In een echte opera seria zouden al deze elementen (maar er zijn er meer) elk afzonderlijk bij de 18de-eeuwer al verbazing wekken, maar in combinatie zouden zij in zo'n strak gereglementeerde barokopera zelfs onmogelijk zijn. Agrippina werd echter geschreven voor Venetië en daar heerste een andere operacultuur, waarvoor in de 17de eeuw de toon was gezet door componisten als Monteverdi (L'incoronazione di Poppea) en Cavalli. Zij schreven voor 'democratische' theaters in de republiek (!) Venetië, waar iedereen die een kaartje kon kopen, vrijelijk toegang had. Het leidde tot een 'commerciële' operacultuur met werken die meer aan de smaak van 'het volk' waren aangepast dan die welke te zien waren in operacentra waar wereldlijke en kerkelijke overheden de dienst uitmaakten.
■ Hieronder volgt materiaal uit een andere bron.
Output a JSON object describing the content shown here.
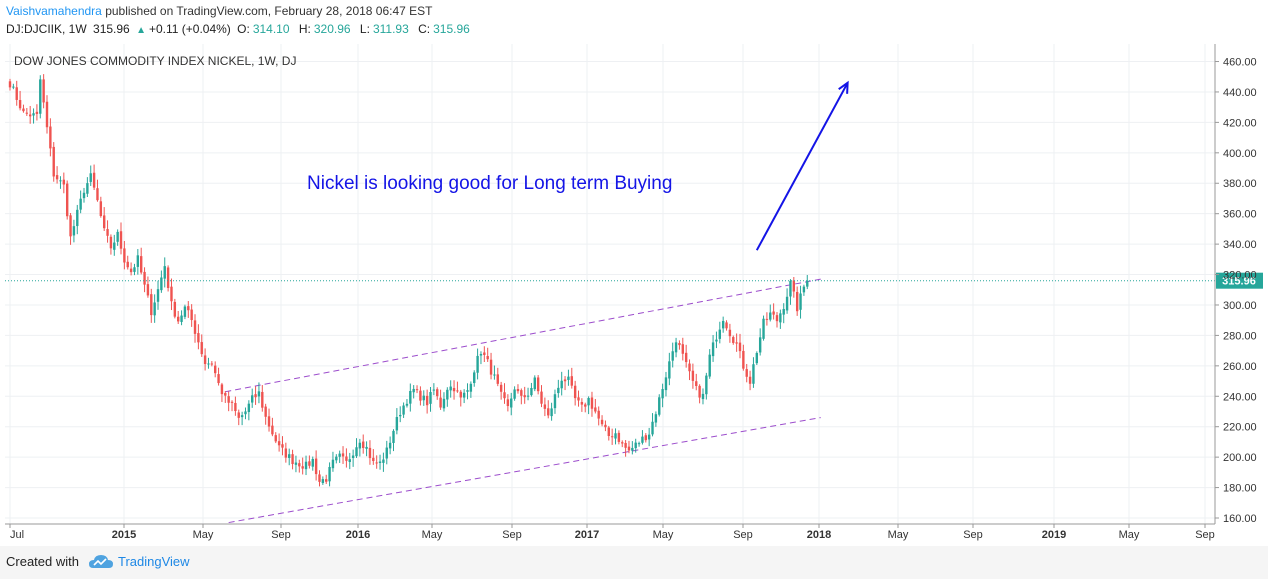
{
  "header": {
    "author": "Vaishvamahendra",
    "published_text": "published on TradingView.com, February 28, 2018 06:47 EST",
    "symbol": "DJ:DJCIIK, 1W",
    "last": "315.96",
    "change": "+0.11 (+0.04%)",
    "open_label": "O:",
    "open": "314.10",
    "high_label": "H:",
    "high": "320.96",
    "low_label": "L:",
    "low": "311.93",
    "close_label": "C:",
    "close": "315.96"
  },
  "footer": {
    "created_with": "Created with",
    "brand": "TradingView"
  },
  "colors": {
    "up": "#26a69a",
    "down": "#ef5350",
    "channel": "#9c4dcc",
    "annotation": "#1414e6",
    "price_line": "#26a69a"
  },
  "chart_data": {
    "type": "candlestick",
    "title": "DOW JONES COMMODITY INDEX NICKEL, 1W, DJ",
    "annotation": "Nickel is looking good for Long term Buying",
    "last_price_label": "315.96",
    "y_ticks": [
      "160.00",
      "180.00",
      "200.00",
      "220.00",
      "240.00",
      "260.00",
      "280.00",
      "300.00",
      "320.00",
      "340.00",
      "360.00",
      "380.00",
      "400.00",
      "420.00",
      "440.00",
      "460.00"
    ],
    "x_ticks": [
      "Jul",
      "2015",
      "May",
      "Sep",
      "2016",
      "May",
      "Sep",
      "2017",
      "May",
      "Sep",
      "2018",
      "May",
      "Sep",
      "2019",
      "May",
      "Sep"
    ],
    "ylim": [
      155,
      468
    ],
    "price_anchors": [
      [
        0,
        446
      ],
      [
        4,
        426
      ],
      [
        8,
        424
      ],
      [
        9,
        448
      ],
      [
        11,
        416
      ],
      [
        13,
        386
      ],
      [
        16,
        378
      ],
      [
        18,
        344
      ],
      [
        20,
        360
      ],
      [
        22,
        376
      ],
      [
        24,
        384
      ],
      [
        26,
        368
      ],
      [
        28,
        348
      ],
      [
        30,
        338
      ],
      [
        32,
        346
      ],
      [
        34,
        330
      ],
      [
        36,
        322
      ],
      [
        38,
        330
      ],
      [
        40,
        312
      ],
      [
        42,
        296
      ],
      [
        44,
        310
      ],
      [
        46,
        326
      ],
      [
        48,
        300
      ],
      [
        50,
        290
      ],
      [
        52,
        298
      ],
      [
        54,
        290
      ],
      [
        56,
        276
      ],
      [
        58,
        262
      ],
      [
        60,
        262
      ],
      [
        62,
        248
      ],
      [
        64,
        238
      ],
      [
        66,
        234
      ],
      [
        68,
        225
      ],
      [
        70,
        230
      ],
      [
        72,
        238
      ],
      [
        74,
        242
      ],
      [
        76,
        226
      ],
      [
        78,
        216
      ],
      [
        80,
        206
      ],
      [
        82,
        202
      ],
      [
        84,
        198
      ],
      [
        86,
        196
      ],
      [
        88,
        194
      ],
      [
        90,
        198
      ],
      [
        92,
        184
      ],
      [
        94,
        186
      ],
      [
        96,
        196
      ],
      [
        98,
        200
      ],
      [
        100,
        196
      ],
      [
        102,
        204
      ],
      [
        104,
        212
      ],
      [
        106,
        206
      ],
      [
        108,
        196
      ],
      [
        110,
        196
      ],
      [
        112,
        204
      ],
      [
        114,
        218
      ],
      [
        116,
        230
      ],
      [
        118,
        238
      ],
      [
        120,
        244
      ],
      [
        122,
        240
      ],
      [
        124,
        236
      ],
      [
        126,
        244
      ],
      [
        128,
        234
      ],
      [
        130,
        246
      ],
      [
        132,
        246
      ],
      [
        134,
        238
      ],
      [
        136,
        244
      ],
      [
        138,
        258
      ],
      [
        140,
        270
      ],
      [
        142,
        262
      ],
      [
        144,
        252
      ],
      [
        146,
        240
      ],
      [
        148,
        232
      ],
      [
        150,
        246
      ],
      [
        152,
        238
      ],
      [
        154,
        242
      ],
      [
        156,
        250
      ],
      [
        158,
        236
      ],
      [
        160,
        226
      ],
      [
        162,
        240
      ],
      [
        164,
        252
      ],
      [
        166,
        250
      ],
      [
        168,
        238
      ],
      [
        170,
        232
      ],
      [
        172,
        238
      ],
      [
        174,
        230
      ],
      [
        176,
        220
      ],
      [
        178,
        214
      ],
      [
        180,
        216
      ],
      [
        182,
        208
      ],
      [
        184,
        204
      ],
      [
        186,
        208
      ],
      [
        188,
        212
      ],
      [
        190,
        216
      ],
      [
        192,
        230
      ],
      [
        194,
        246
      ],
      [
        196,
        262
      ],
      [
        198,
        278
      ],
      [
        200,
        266
      ],
      [
        202,
        254
      ],
      [
        204,
        244
      ],
      [
        206,
        240
      ],
      [
        208,
        266
      ],
      [
        210,
        280
      ],
      [
        212,
        292
      ],
      [
        214,
        282
      ],
      [
        216,
        274
      ],
      [
        218,
        260
      ],
      [
        220,
        250
      ],
      [
        222,
        270
      ],
      [
        224,
        288
      ],
      [
        226,
        294
      ],
      [
        228,
        290
      ],
      [
        230,
        300
      ],
      [
        232,
        314
      ],
      [
        234,
        298
      ],
      [
        236,
        312
      ],
      [
        237,
        316
      ]
    ],
    "channel_upper": {
      "from": [
        64,
        243
      ],
      "to": [
        241,
        317
      ]
    },
    "channel_lower": {
      "from": [
        65,
        157
      ],
      "to": [
        241,
        226
      ]
    },
    "arrow": {
      "from": [
        222,
        336
      ],
      "to": [
        249,
        446
      ]
    }
  }
}
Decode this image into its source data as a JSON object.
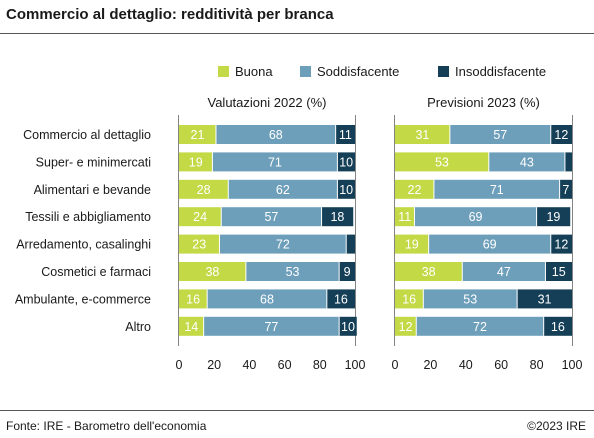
{
  "title": "Commercio al dettaglio: redditività per branca",
  "footer": {
    "source": "Fonte: IRE - Barometro dell'economia",
    "copyright": "©2023 IRE"
  },
  "colors": {
    "Buona": "#c3d946",
    "Soddisfacente": "#6d9fbb",
    "Insoddisfacente": "#153f57",
    "divider": "#ffffff",
    "label_light": "#ffffff",
    "label_dark": "#ffffff"
  },
  "chart_data": [
    {
      "type": "bar",
      "orientation": "horizontal",
      "stacked": true,
      "title": "Valutazioni 2022 (%)",
      "categories": [
        "Commercio al dettaglio",
        "Super- e minimercati",
        "Alimentari e bevande",
        "Tessili e abbigliamento",
        "Arredamento, casalinghi",
        "Cosmetici e farmaci",
        "Ambulante, e-commerce",
        "Altro"
      ],
      "series": [
        {
          "name": "Buona",
          "values": [
            21,
            19,
            28,
            24,
            23,
            38,
            16,
            14
          ]
        },
        {
          "name": "Soddisfacente",
          "values": [
            68,
            71,
            62,
            57,
            72,
            53,
            68,
            77
          ]
        },
        {
          "name": "Insoddisfacente",
          "values": [
            11,
            10,
            10,
            18,
            5,
            9,
            16,
            10
          ]
        }
      ],
      "hidden_labels": [
        [],
        [],
        [],
        [],
        [
          2
        ],
        [],
        [],
        []
      ],
      "xlim": [
        0,
        100
      ],
      "xticks": [
        0,
        20,
        40,
        60,
        80,
        100
      ],
      "legend": "top"
    },
    {
      "type": "bar",
      "orientation": "horizontal",
      "stacked": true,
      "title": "Previsioni 2023 (%)",
      "categories": [
        "Commercio al dettaglio",
        "Super- e minimercati",
        "Alimentari e bevande",
        "Tessili e abbigliamento",
        "Arredamento, casalinghi",
        "Cosmetici e farmaci",
        "Ambulante, e-commerce",
        "Altro"
      ],
      "series": [
        {
          "name": "Buona",
          "values": [
            31,
            53,
            22,
            11,
            19,
            38,
            16,
            12
          ]
        },
        {
          "name": "Soddisfacente",
          "values": [
            57,
            43,
            71,
            69,
            69,
            47,
            53,
            72
          ]
        },
        {
          "name": "Insoddisfacente",
          "values": [
            12,
            4,
            7,
            19,
            12,
            15,
            31,
            16
          ]
        }
      ],
      "hidden_labels": [
        [],
        [
          2
        ],
        [],
        [],
        [],
        [],
        [],
        []
      ],
      "xlim": [
        0,
        100
      ],
      "xticks": [
        0,
        20,
        40,
        60,
        80,
        100
      ],
      "legend": "top"
    }
  ]
}
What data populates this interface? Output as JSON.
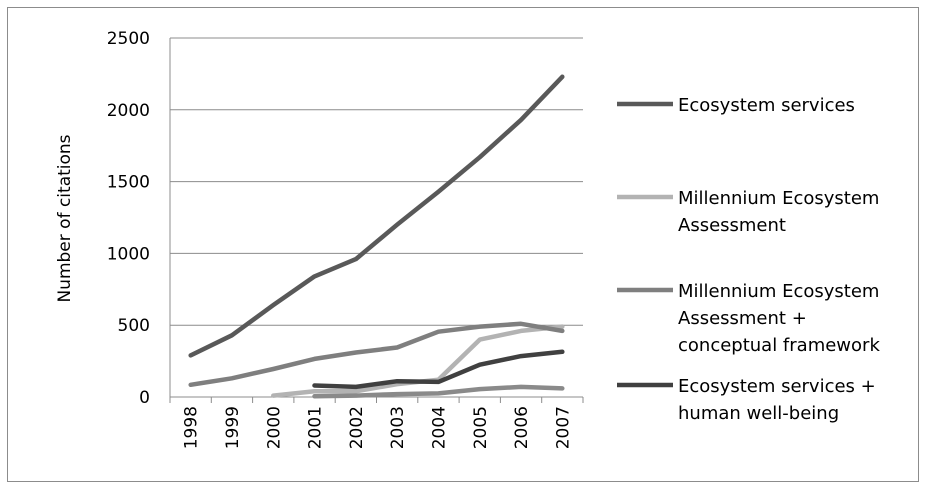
{
  "chart_data": {
    "type": "line",
    "title": "",
    "xlabel": "",
    "ylabel": "Number of citations",
    "categories": [
      "1998",
      "1999",
      "2000",
      "2001",
      "2002",
      "2003",
      "2004",
      "2005",
      "2006",
      "2007"
    ],
    "ylim": [
      0,
      2500
    ],
    "yticks": [
      "0",
      "500",
      "1000",
      "1500",
      "2000",
      "2500"
    ],
    "grid": "horizontal",
    "legend_position": "right",
    "series": [
      {
        "name": "Ecosystem services",
        "color": "#595959",
        "values": [
          290,
          430,
          640,
          840,
          960,
          1200,
          1430,
          1670,
          1930,
          2230
        ]
      },
      {
        "name": "Millennium Ecosystem Assessment",
        "color": "#b3b3b3",
        "values": [
          null,
          null,
          10,
          40,
          40,
          90,
          120,
          400,
          460,
          490
        ]
      },
      {
        "name": "Millennium Ecosystem Assessment + conceptual framework",
        "color": "#7f7f7f",
        "values": [
          85,
          130,
          195,
          265,
          310,
          345,
          455,
          490,
          510,
          460
        ]
      },
      {
        "name": "Ecosystem services + human well-being",
        "color": "#404040",
        "values": [
          null,
          null,
          null,
          80,
          70,
          110,
          105,
          225,
          285,
          315
        ]
      },
      {
        "name": "",
        "color": "#8a8a8a",
        "values": [
          null,
          null,
          null,
          5,
          10,
          20,
          25,
          55,
          70,
          60
        ]
      }
    ],
    "legend_lines": [
      [
        "Ecosystem services"
      ],
      [
        "Millennium Ecosystem",
        "Assessment"
      ],
      [
        "Millennium Ecosystem",
        "Assessment +",
        "conceptual framework"
      ],
      [
        "Ecosystem services +",
        "human well-being"
      ]
    ]
  }
}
In tegenstelling tot veel van de latere opera's van Händel geeft Agrippina mij daardoor, ondanks de lengte (bijna vier uur inclusief één pauze) geen moment het gevoel dat er makkelijk een aria of een hele scène geschrapt kan worden. Hooguit kunnen enkele terzijdes naar het publiek worden weggelaten, vooral in het eerste bedrijf. Die waren indertijd misschien nuttig voor toeschouwers die later kwamen binnenwandelen of meer bezig waren met hun sociale contacten dan met de voorstelling, maar zij zijn overbodig voor een publiek dat in een verduisterde zaal op het toneelgebeuren geconcentreerd is en ook nog de synopsis heeft gelezen.

Foto © Ben van Duin/DNO

Als echte 'Venetiaanse opera' is Agrippina doortrokken van humor, ironie en satire, en speelt het met de vrijmoedige seksuele moraal die in theaters van de lagunenstad bon ton was. Het feit dat het werk internationaal snel aan populariteit inboette, heeft dan ook niets te maken met 'sterke' vrouwelijke hoofdrollen, zoals ODEON suggereert. Sterke vrouwen vinden we in talloze werken uit die tijd, maar het probleem was dat in Agripina een intrigante straffeloos het gezag ondermijnt. Niet alleen in vorm, maar ook in inhoud was het werk ver verwijderd van de 'brave' opera seria die het publiek en vooral de wereldlijke en kerkelijke overheden voor ogen stond.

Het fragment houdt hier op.